By Emily Chance
I have been told by many people that I am super creative, not when it comes to drawing, painting, or imagination, but I am creative when it comes to writing short stories, poems, or papers. However, nobody has been able to understand where my creativity comes from.
My creativity comes from my inspiration. Without inspiration, my creativity is nonexistent. For example, with creativity, I would look at a budding blue flower and describe it as “a stretching bulb of velvet sky, yawning open from the ground.” Without inspiration, I would be like, “Yup, it’s a flower, guys.”
Inspiration can come from many things, people, places, ideas, nature, the darkness—it all just depends on your mindset on a certain day or how something looks to you. In fact, I have found that the weirdest people are the most creative. They always look at things in the most interesting light. Someone can look at a pile of wood and see the house they know it could become; I just see a giant pile of wood. It is all just perspective and how someone can see an object used.

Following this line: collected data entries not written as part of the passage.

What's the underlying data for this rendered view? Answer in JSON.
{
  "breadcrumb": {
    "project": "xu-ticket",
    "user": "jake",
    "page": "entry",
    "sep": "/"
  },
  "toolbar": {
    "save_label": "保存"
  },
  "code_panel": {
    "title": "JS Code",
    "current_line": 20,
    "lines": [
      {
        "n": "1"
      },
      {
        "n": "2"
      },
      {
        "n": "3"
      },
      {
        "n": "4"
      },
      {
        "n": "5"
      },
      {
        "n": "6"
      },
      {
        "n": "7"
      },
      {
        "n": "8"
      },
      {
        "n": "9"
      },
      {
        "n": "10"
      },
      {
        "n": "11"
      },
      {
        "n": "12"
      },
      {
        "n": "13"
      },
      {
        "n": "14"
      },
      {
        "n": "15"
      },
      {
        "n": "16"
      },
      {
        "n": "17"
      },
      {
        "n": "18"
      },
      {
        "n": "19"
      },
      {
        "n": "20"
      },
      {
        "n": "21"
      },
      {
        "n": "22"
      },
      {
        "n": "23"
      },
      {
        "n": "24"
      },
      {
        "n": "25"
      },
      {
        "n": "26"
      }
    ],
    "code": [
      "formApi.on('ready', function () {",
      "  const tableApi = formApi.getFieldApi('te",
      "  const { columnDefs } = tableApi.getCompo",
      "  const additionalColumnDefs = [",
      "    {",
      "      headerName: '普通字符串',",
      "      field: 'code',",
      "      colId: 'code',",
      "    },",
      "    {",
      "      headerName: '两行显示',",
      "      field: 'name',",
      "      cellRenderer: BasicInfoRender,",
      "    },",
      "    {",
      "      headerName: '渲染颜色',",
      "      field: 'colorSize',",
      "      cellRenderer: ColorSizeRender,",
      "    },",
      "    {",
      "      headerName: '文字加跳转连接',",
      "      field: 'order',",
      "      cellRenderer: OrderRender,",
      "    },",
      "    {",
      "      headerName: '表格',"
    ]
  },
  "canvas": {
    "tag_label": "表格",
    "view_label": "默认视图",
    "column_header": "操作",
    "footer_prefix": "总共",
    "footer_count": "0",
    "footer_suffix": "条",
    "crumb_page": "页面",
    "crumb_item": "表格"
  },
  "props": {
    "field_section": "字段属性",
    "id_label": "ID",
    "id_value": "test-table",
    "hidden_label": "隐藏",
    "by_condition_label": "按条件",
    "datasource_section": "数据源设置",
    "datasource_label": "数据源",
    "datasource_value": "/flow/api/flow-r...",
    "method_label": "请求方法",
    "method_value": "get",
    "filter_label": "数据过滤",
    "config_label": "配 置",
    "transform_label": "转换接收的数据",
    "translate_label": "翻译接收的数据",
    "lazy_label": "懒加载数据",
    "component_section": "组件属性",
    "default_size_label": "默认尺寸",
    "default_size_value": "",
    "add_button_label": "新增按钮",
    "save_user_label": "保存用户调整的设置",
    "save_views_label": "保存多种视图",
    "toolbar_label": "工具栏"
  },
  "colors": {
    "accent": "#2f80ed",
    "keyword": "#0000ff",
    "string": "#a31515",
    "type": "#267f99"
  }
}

Lately, I have been feeling uninspired and, honestly, a bit lost in stress and the conformity of life, but just recently, I met up with someone from my past who I have just begun to care for. Instead of my inspiration coming from an idea or nature, it came in the form of a short guy with a heart of gold.
I don’t want to sound corny, but since I met him, he has inspired me to become the best “me” I can be. He makes me aware that I should never give up on my dreams, no matter how difficult they may seem to achieve. I don’t think I could ever lose my inspiration, regardless of whether he stays close to me or not, because he has made such an impact in my life already that he has changed my semi-self-destructive mindset to a world of potential and beauty.
I believe that everyone needs their own source of inspiration, whether it be in the form of a man, woman, flower, tree, quote, music, or even a near-death experience. It is one of the many small things that makes life worth living. So, what is your inspiration? What keeps you holding on?